Exclude Files, Script or Processes
You can specify folders to allow any script in that folder (and sub-folders) to execute without generating an alert, even when script controls are set to block. You can also add exclusions for processes to allow scripts from certain applications to run properly that would otherwise be blocked.  For example, if the IT department uses specific tools to run scripts all the time, you can add the process for that tool as an exclusion so that scripts can be run through that tool.
You specify the relative path of the folder or sub-folder. The folder paths can be to a local drive, a mapped network drive, or a universal naming convention (UNC) path.

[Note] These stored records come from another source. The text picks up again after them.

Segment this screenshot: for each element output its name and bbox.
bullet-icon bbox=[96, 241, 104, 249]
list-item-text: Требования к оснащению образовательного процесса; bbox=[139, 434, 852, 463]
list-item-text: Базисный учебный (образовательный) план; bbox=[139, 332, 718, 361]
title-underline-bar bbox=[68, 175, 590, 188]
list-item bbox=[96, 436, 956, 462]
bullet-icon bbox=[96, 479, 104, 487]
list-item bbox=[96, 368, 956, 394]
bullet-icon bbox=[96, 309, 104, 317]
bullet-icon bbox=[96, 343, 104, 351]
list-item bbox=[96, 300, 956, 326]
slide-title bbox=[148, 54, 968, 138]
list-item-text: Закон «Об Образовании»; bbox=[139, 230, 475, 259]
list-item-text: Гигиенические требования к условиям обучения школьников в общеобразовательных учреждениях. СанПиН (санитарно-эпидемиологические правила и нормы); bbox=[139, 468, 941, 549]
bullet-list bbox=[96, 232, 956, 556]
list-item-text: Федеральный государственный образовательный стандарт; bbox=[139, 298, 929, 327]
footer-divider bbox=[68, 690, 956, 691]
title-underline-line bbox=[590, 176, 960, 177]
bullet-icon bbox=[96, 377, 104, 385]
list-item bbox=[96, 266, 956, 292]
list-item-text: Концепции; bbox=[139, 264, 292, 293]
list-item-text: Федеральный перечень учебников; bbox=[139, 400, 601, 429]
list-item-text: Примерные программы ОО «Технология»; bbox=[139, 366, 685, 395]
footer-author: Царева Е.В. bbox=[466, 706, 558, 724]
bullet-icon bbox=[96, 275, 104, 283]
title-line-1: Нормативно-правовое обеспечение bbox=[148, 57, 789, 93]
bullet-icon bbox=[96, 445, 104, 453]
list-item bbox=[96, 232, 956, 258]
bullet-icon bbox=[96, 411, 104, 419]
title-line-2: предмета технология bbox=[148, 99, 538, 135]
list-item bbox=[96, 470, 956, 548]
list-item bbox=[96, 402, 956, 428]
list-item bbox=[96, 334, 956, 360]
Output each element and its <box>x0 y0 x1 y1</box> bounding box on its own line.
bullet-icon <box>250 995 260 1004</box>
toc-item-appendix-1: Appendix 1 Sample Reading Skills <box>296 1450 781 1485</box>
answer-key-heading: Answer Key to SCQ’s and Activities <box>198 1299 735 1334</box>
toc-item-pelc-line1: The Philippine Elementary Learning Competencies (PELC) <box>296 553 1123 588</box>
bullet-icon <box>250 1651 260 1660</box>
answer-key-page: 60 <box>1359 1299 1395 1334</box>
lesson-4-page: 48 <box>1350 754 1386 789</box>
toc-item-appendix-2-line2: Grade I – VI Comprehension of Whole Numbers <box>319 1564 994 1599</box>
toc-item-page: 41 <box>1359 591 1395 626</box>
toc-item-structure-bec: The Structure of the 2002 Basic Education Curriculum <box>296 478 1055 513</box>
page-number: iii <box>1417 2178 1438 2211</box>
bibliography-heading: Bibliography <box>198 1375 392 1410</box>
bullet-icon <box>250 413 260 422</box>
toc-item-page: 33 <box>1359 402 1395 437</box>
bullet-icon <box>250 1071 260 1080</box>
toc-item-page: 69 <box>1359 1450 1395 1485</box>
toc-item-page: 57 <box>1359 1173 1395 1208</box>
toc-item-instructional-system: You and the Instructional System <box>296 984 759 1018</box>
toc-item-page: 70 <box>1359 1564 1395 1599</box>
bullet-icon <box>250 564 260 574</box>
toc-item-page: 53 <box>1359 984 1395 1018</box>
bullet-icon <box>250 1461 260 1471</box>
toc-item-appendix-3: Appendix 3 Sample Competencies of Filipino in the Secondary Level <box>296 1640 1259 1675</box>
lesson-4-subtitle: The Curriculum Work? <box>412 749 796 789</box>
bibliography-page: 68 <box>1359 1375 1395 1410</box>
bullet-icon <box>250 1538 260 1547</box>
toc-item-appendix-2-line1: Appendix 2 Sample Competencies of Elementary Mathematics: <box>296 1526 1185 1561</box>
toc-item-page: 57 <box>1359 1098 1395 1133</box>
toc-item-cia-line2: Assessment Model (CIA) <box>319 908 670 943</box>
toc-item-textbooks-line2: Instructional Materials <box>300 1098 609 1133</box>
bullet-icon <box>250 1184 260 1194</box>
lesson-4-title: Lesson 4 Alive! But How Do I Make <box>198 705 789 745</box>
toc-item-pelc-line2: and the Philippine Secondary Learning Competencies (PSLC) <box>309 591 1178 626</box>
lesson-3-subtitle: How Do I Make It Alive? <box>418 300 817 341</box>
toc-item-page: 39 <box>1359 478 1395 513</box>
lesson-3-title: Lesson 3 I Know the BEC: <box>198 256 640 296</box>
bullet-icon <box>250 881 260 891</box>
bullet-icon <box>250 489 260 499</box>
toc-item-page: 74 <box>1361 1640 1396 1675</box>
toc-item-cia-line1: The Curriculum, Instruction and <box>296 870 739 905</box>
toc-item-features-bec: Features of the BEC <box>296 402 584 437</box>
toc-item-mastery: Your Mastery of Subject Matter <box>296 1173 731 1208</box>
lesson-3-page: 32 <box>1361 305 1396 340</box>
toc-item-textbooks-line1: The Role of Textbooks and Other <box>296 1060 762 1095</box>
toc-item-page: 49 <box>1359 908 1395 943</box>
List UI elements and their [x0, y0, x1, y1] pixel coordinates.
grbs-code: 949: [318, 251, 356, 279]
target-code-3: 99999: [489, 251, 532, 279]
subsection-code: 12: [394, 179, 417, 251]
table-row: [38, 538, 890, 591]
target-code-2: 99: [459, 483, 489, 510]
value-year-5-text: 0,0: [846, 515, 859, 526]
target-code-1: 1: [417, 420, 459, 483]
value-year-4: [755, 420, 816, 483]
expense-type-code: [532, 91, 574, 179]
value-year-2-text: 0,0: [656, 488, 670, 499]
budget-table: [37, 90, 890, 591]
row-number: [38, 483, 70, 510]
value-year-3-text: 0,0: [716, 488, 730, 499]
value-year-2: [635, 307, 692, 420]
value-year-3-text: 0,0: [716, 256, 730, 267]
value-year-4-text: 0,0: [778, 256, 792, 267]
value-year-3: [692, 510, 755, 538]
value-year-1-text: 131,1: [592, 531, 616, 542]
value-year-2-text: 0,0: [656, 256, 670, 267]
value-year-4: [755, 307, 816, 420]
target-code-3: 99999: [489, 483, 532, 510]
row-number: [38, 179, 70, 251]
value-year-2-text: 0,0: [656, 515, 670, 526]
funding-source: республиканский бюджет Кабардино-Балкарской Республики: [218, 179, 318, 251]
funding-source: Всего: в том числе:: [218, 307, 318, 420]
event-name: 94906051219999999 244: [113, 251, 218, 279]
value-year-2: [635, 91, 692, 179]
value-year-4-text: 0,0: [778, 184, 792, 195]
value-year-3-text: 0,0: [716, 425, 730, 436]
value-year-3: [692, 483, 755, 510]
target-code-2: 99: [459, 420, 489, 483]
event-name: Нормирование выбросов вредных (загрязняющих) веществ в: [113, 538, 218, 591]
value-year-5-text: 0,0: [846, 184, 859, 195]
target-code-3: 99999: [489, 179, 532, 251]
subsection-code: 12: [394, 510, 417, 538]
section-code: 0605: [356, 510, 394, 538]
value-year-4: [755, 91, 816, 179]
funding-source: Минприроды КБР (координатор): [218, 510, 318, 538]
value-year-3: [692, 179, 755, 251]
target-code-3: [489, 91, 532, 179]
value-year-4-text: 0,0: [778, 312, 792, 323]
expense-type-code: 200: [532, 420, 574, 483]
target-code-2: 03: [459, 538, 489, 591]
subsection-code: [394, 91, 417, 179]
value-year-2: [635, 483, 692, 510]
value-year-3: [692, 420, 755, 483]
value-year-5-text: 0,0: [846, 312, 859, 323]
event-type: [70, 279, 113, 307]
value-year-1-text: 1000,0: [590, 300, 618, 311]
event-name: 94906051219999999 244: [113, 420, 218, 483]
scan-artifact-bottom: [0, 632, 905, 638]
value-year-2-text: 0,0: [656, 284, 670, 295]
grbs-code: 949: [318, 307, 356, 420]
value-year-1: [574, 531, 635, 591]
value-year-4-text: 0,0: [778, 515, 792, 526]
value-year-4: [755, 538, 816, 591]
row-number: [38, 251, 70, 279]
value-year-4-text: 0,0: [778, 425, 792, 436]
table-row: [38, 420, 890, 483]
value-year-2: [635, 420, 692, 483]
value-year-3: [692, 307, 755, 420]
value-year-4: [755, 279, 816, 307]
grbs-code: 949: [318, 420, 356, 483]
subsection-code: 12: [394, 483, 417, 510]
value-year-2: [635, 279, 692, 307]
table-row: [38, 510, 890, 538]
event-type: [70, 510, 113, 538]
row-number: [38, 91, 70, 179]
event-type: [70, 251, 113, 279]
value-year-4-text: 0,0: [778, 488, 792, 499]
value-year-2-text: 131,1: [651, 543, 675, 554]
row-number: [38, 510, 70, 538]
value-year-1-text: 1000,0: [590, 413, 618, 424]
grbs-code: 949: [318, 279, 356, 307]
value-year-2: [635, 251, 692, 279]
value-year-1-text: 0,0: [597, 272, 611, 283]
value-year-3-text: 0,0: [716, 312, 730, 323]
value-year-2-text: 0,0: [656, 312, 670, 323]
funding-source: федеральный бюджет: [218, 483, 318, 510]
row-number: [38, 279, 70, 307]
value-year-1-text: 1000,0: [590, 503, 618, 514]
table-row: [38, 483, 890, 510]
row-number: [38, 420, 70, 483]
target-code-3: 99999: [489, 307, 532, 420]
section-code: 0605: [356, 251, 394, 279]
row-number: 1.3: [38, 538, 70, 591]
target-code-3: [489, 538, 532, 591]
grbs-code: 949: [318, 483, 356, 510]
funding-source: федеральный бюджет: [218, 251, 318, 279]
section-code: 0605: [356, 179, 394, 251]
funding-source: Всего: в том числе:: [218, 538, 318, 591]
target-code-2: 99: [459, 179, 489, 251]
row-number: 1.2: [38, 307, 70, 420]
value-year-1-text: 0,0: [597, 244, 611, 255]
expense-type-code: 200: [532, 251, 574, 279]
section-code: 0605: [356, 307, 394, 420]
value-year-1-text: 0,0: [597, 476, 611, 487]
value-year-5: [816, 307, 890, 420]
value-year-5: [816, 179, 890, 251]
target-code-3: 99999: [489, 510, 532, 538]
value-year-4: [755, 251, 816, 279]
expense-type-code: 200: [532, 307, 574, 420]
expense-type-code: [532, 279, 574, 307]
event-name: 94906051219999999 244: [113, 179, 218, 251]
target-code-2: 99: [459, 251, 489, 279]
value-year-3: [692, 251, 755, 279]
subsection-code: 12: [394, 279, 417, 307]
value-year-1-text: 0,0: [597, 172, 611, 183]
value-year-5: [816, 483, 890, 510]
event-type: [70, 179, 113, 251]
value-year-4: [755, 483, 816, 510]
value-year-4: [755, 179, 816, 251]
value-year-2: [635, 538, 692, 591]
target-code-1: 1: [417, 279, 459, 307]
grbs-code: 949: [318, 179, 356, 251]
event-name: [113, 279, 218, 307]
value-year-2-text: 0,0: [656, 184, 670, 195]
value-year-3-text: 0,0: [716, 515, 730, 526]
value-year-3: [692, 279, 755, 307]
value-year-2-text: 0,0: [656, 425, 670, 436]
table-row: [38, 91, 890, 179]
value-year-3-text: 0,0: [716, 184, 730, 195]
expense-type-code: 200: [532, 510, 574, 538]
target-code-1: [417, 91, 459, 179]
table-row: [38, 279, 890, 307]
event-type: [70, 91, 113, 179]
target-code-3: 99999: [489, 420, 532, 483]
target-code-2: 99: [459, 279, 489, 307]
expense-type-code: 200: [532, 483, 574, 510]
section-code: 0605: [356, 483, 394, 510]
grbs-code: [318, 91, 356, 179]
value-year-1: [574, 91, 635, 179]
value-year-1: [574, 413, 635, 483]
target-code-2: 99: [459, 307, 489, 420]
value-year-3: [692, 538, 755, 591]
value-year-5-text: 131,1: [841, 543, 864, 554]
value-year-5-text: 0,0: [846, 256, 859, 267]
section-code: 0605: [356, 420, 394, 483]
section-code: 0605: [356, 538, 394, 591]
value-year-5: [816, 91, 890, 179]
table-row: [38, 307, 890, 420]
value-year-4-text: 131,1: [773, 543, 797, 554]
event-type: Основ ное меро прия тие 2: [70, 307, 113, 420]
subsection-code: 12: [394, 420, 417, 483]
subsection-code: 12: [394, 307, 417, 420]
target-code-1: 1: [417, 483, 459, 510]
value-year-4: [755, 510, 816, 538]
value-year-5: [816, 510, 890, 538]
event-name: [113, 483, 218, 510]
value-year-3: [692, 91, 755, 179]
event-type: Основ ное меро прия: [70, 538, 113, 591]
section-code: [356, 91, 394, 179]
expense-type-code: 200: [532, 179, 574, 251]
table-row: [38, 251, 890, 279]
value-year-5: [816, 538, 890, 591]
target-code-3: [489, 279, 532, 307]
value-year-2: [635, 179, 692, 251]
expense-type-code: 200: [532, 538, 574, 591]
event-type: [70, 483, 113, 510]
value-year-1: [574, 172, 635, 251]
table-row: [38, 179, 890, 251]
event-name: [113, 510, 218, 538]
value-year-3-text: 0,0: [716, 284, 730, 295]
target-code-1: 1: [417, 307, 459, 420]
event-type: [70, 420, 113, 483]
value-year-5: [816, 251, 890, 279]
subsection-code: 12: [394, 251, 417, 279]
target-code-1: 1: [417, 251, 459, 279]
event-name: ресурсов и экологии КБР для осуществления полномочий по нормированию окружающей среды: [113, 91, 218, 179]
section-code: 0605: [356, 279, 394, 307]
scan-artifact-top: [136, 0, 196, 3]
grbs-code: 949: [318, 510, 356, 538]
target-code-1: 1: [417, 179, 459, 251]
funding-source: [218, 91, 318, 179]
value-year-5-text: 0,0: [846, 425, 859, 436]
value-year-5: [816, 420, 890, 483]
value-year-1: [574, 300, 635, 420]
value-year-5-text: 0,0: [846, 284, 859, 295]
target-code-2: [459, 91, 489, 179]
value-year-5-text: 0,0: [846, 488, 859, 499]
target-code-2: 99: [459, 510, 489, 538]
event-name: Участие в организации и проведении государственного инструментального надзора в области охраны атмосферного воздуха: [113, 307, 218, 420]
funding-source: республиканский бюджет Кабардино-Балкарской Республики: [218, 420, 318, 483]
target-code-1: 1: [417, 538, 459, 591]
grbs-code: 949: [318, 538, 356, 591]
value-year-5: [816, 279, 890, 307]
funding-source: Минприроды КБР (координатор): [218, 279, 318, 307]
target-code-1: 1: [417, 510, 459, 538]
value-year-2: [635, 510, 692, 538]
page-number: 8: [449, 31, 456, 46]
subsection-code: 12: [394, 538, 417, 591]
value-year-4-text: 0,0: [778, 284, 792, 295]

Excluding folders and scripts
  • Folder exclusions cannot contain the script or macro file name. These entries are not valid and the agent ignores them.
  • If you want to exclude a specific script, you must use a wildcard. For more information about how to use wildcards to exclude specific scripts, see Wildcards in script control exclusions.
  • If the “Everyone” group in your organization has write permissions to a folder, anyone inside or outside of the organization can drop a script in the folder and write to it.
    CylancePROTECT Desktop
    will continue to send alerts on scripts and block them. The write permissions apply not only to the direct parent folder, but also to all parent folders, all the way to the root.
Excluding processes
  • Process exclusions require agent version 2.1.1580 or later.
  • The executable in the process exclusion may be quarantined by execution control and therefore blocked from running. If the executable is quarantined, you need to add it to the
    Policy Safe List
    in the
    File Actions
    tab.
  • Process exclusions continue to allow scripts to run and does not restrict them from running from the specified folder.